The greatest gains, Wake schools Superintendent Tony Tata said, were with economically disadvantaged students.

"We grew at all ends of the spectrum – the middle, the top and the economically disadvantaged," he said. "It really tells us that our focus on differentiation and closing gaps is working."

Tata cited academic improvements at Raleigh's Barwell Elementary School, which was among the lowest-performing schools in the district two years ago. It saw proficiency gains of 9.7 percent, making it a high-performing school.

Millbrook Magnet Elementary, where 65 percent of students are economically disadvantaged, saw a 9.8 percentage point gain in proficiency.

In the past, federal funds were targeted to specific students at low-performing schools, but last year the school system made changes that allowed for more flexibility in how the funding was spent.

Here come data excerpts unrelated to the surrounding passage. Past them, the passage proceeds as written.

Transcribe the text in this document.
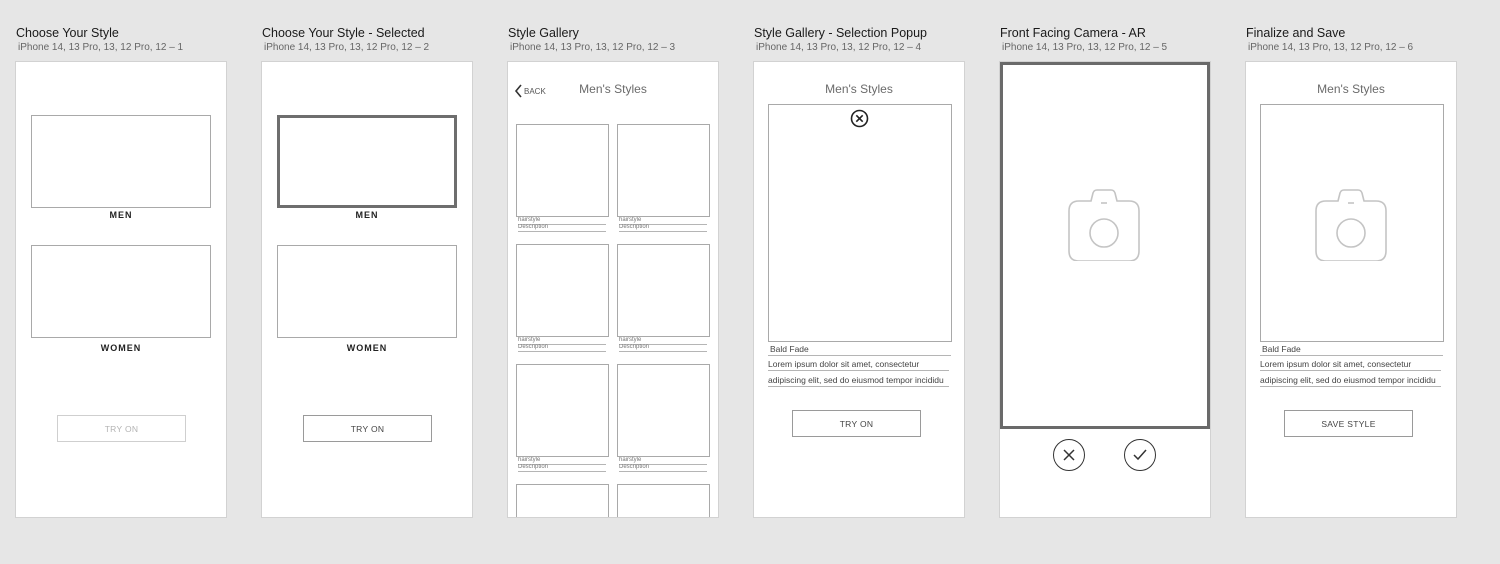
Choose Your Style
iPhone 14, 13 Pro, 13, 12 Pro, 12 – 1
MEN
WOMEN
TRY ON
Choose Your Style - Selected
iPhone 14, 13 Pro, 13, 12 Pro, 12 – 2
MEN
WOMEN
TRY ON
Style Gallery
iPhone 14, 13 Pro, 13, 12 Pro, 12 – 3
BACK	Men's Styles
hairstyle
Description
hairstyle
Description
hairstyle
Description
hairstyle
Description
hairstyle
Description
hairstyle
Description
Style Gallery - Selection Popup
iPhone 14, 13 Pro, 13, 12 Pro, 12 – 4
Men's Styles
Bald Fade
Lorem ipsum dolor sit amet, consectetur
adipiscing elit, sed do eiusmod tempor incididu
TRY ON
Front Facing Camera - AR
iPhone 14, 13 Pro, 13, 12 Pro, 12 – 5
Finalize and Save
iPhone 14, 13 Pro, 13, 12 Pro, 12 – 6
Men's Styles
Bald Fade
Lorem ipsum dolor sit amet, consectetur
adipiscing elit, sed do eiusmod tempor incididu
SAVE STYLE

"We were able to hire two literacy coaches, which really did help us with our reading and writing instruction," Millbrook principal Paula Trantham said.

The school also increased math instruction and created an after-school program.

Tata credits the improvements to hard work by teachers, principals and other school staff.

"What it tells you is that whoever walks in the door of a school, those teachers are going to teach them," he said. "We're focused on student achievement."

In high schools, students demonstrated an overall proficiency rate of 85.8 percent, an increase of 2.5 percent points from last year.

Elementary school students also recorded impressive gains, jumping from 80.2 percent to 82.1 percent.

And middle school students were also proficient at an 82.1 percent rate, up. 0.9 percentage points from 2010-2011.

Tata said the numbers are positive, noting that the academic curriculum has become more rigorous.

"There's been no easing. What this is, is blood sweat and tears that you see. Hard work on behalf of teachers parents, students principals and staff," he said.

But there is room for improvement, he said. Seven percent of schools did not meet expected growth.

"We're going to take a hard look at them," he said. "We have a school-improvement plan process, and we're going to go back to the drawing board with those schools and make sure they make growth."